Bangla editor held over FB post

Sikder after his arrest
TT, Aug. 18: A veteran journalist has been arrested in Bangladesh on the charge of maligning a senior minister on Facebook - a crackdown that brings under strain the Sheikh Hasina government's commitment to free speech and minority rights against the backdrop of recurring murders of liberal bloggers.
Probir Sikder, editor of the Bangla daily Bangla 71 and online news portal u71news.com, was picked up by detectives on Sunday evening from his office in Dhaka and later taken to Faridpur, where a lawyer had filed a complaint against a Facebook post by the journalist. After two days in captivity, during which he was taken to Faridpur from the capital, he was remanded in police custody for three more days.
In the post, Sikder had said his life was under threat and added that the local government, rural development minister Khandaker Mosharraf Hossain, businessman Moosa bin Shamser and fugitive war criminal Abul Kalam Azad would be responsible if he were killed. The journalist had lost one of his legs in an attack on him in 2001.
"He is one of the most respected journalists in the country, who has often been part of the Prime Minister's entourage.... He has been arrested under the draconian provisions of the ICT (information, communication and technology) Act, which doesn't have provisions for bail. The act is an assault on the liberals in the country," said Mozammel Babu, chief editor of Ekattor TV, a leading news channel in Bangladesh.

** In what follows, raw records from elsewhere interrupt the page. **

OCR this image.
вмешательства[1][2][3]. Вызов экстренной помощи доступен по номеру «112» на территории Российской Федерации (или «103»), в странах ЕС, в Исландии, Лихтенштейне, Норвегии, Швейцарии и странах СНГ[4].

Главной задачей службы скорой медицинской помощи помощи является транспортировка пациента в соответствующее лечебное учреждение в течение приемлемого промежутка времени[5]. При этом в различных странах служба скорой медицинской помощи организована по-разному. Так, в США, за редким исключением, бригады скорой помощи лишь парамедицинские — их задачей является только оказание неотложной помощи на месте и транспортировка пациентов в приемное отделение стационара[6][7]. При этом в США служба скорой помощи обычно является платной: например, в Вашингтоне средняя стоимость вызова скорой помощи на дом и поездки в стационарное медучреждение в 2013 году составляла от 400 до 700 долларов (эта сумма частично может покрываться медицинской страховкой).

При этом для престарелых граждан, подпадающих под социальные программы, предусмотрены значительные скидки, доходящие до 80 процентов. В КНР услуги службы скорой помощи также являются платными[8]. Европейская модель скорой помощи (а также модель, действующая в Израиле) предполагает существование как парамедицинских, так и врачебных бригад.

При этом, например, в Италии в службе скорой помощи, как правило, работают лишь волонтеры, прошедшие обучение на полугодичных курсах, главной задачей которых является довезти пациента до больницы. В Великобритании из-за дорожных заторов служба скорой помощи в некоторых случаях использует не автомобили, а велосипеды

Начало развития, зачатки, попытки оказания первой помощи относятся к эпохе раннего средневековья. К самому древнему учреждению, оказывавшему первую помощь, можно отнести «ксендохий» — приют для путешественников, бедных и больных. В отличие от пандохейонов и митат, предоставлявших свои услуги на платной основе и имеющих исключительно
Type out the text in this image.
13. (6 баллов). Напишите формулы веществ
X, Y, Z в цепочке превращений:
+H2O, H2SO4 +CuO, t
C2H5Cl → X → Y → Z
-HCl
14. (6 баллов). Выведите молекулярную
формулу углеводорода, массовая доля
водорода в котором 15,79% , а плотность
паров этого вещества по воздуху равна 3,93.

Similar provisions of another draconian act on this side of the border - the IT Act - had been invoked to arrest Jadavpur University professor Ambikesh Mahapatra in 2012 when he was accused of circulating a social media clip lampooning chief minister Mamata Banerjee.
The arrest of Sikder has several dimensions in Bangladesh, where an intense battle is being played out between liberal and fundamentalist forces.
The Muslim-majority country had fought a nine-month war with another Muslim country, Pakistan, but, of late, Bangladesh's Bengali identity has been facing challenges linked to social practices associated more with conservative Arab nations.
The arrest of the journalist, which followed the murders of four secular bloggers in recent months and allegations that the Hasina government was going soft on fundamentalists, has shaken civil society.
But police have portrayed the arrest as little more than a response to a law-and-order problem.
"The Facebook post was against peace and tranquillity in the area and could have created communal tensions.... There was a complaint that wrong and misleading information was being spread and so he was arrested," Zamil Hasan, Faridpur superintendent of police, told The Telegraph over phone.
Sikder's son Supriyo said: "There was no arrest warrant against my father, but still he was arrested.... There was not even a case against him when he was first picked up on Sunday. The situation is such in Faridpur that we were not even getting lawyers to fight his case. Only today, two lawyers volunteered to appear for him."
Supriyo, however, did not blame the Hasina government for the arrest and chose to hold "a section in the establishment" responsible for the plight of his father.
Sikder, who belongs to a family that lost 14 persons in the Liberation War of 1971, has been at the forefront of movements to retain the legacy of the independence movement and ensure equal rights for the minority communities in Bangladesh.
The journalist had written a series of reports on Bangladeshis who had supported Pakistan in the Liberation War - known as razakar - in Bangla daily Janakantha.
In the recent past, he had been writing columns on how a section of the ruling Awami League was grabbing land and other assets of the minorities by violating the basic tenets of secular Bangladesh.
"His writings drew the ire of Khandaker Mosharraf Hossain, who has been accused of land grab, and Sikder had to pay a price. Although a secular government is in power, which is apparently committed to those who fought for the country, such arrests are worrying," said Anjan Roy, an editor with Gazi Television.
Over the past few days, the journalist community in Bangladesh has held protest rallies and sit-in demonstrations and they have plans to organise more protests till Sikder is released.
Babu of Ekattor TV said that the journalists were facing attacks from several quarters in the recent past and there was a strong need to rise against the onslaught.